The high specific capacitance and the long-term cycling stability of MnO2/PPy nanocomposites are attributed to the synergistic effect of MnO2 and PPy. The MnO2 in nanocomposites provide rigid support for the stability of the PPy chains during redox cycling [37], which in turn can enhance the conductivity of composites and prevent MnO2 from dissolving in the electrolyte. Additionally, both MnO2 and PPy have good pseudocapacitive behavior in the Na2SO4 neutral electrolyte. Thus, the cooperation ensures the structural integrity of MnO2/PPy nanocomposites and thus the excellent electrochemical performances. Wang et al. [38] showed that the specific capacitance of coaxial MnO2/PPy nanotubular composites was 337 F g−1 at a current density of 0.5 A g−1. The nanocomposites prepared by miniemulsion polymerization showed a specific capacitance of about 625 F g−1 at the same current density. The capacitance retention of MnO2/PPy nanocomposites was 96.5% after 400 cycles in a previous study [39], while it is 96.4% after 1000 cycles in this study. The electrode capacitance depends primarily on the properties of the materials. Miniemulsion polymerization enables the MnO2/PPy nanocomposites to have a uniform particle size distribution and high surface area, which can greatly improve the electrochemical performances. Therefore, the miniemulsion polymerization technique is a promising method to prepare nanocomposites.

4 Conclusions

In summary, MnO2/PPy nanocomposites with a quasi-spherical structure were successfully synthesized by miniemulsion polymerization for the first time. The effect of the molar ratio of Py to KMnO4 and the electrochemical properties of MnO2/PPy nanocomposites under optimum conditions were investigated.
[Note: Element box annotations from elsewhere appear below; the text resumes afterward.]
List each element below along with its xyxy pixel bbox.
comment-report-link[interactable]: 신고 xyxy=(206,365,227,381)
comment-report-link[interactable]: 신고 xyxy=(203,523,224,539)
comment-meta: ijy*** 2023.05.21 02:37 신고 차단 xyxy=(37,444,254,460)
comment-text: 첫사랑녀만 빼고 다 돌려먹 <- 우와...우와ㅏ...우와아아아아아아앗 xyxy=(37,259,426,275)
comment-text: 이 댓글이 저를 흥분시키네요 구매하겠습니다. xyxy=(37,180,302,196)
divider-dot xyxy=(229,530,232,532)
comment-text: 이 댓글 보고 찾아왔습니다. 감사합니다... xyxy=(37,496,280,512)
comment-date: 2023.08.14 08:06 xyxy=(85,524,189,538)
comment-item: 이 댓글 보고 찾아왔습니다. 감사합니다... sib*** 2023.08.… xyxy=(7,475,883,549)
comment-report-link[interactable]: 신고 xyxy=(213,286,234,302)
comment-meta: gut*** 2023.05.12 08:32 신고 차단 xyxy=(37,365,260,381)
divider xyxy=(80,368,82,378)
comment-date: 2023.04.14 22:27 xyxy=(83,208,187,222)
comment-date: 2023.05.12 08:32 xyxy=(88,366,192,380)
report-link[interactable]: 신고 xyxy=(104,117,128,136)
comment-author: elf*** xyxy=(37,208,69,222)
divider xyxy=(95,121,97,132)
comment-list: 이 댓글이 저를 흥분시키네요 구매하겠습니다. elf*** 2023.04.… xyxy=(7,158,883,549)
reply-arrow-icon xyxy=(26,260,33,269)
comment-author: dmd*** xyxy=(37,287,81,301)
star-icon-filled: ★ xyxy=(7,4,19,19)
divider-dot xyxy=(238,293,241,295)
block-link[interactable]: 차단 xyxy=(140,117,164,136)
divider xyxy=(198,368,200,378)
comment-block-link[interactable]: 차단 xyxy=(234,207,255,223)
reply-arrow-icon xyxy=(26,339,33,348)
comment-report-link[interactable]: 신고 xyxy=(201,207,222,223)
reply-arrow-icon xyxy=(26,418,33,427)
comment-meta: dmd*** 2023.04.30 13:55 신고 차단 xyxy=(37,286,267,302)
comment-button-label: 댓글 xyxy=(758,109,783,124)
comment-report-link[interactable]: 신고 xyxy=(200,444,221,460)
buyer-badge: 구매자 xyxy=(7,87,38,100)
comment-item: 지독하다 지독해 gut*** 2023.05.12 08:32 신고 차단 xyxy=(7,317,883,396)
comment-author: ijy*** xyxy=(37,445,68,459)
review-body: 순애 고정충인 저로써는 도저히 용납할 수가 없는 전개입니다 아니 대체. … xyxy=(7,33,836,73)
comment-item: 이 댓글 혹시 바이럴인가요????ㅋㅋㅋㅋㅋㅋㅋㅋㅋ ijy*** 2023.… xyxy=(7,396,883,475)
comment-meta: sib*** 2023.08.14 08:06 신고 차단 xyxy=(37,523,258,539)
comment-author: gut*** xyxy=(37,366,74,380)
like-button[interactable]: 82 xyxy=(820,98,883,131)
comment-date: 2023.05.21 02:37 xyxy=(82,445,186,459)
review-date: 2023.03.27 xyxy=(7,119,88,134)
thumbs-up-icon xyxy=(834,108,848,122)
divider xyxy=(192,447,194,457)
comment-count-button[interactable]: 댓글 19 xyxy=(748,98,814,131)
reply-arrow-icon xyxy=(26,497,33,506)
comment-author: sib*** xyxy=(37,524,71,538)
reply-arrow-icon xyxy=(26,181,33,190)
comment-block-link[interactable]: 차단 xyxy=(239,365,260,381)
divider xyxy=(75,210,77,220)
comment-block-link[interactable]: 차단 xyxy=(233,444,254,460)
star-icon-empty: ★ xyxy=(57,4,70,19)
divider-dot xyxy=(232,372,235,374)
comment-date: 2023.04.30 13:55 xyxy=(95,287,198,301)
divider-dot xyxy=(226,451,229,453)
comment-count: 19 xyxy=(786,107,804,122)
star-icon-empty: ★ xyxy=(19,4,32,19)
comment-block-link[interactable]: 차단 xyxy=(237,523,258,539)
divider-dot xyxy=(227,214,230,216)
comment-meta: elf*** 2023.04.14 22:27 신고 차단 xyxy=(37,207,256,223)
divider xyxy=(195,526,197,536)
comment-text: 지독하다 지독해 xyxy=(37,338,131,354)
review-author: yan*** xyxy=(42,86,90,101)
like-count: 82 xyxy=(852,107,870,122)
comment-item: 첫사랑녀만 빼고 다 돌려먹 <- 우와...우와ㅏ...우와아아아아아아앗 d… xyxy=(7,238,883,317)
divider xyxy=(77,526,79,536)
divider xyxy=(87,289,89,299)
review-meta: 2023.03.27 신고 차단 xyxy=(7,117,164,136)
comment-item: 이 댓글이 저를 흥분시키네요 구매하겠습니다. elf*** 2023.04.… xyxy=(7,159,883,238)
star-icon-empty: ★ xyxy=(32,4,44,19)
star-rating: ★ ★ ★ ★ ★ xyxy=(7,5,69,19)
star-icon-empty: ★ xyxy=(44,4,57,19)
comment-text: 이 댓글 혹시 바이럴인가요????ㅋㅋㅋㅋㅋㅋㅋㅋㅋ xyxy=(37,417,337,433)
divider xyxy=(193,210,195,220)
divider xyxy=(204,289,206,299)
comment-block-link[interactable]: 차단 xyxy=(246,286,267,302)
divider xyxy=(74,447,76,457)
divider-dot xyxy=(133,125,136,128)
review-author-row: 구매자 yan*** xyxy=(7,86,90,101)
The results suggest that miniemulsion polymerization could effectively suppress the overgrowth of nuclei, leading to the formation of MnO2/PPy nanocomposites with a diameter of <50 nm. The optimum molar ratio of Py to KMnO4 was 10:1. The synergistic effect of MnO2 and PPy enables MnO2/PPy nanocomposites electrode to have a higher specific capacitance than pure MnO2 and PPy. In addition, these MnO2/PPy nanocomposites have a high specific capacitance of 625 F g−1 at a current density of 0.5 A g−1, and the specific capacitance retention was 96.4% after 1000 cycles. In short, miniemulsion polymerization provides an efficient and controllable approach for the preparation of MnO2/PPy nanocomposites.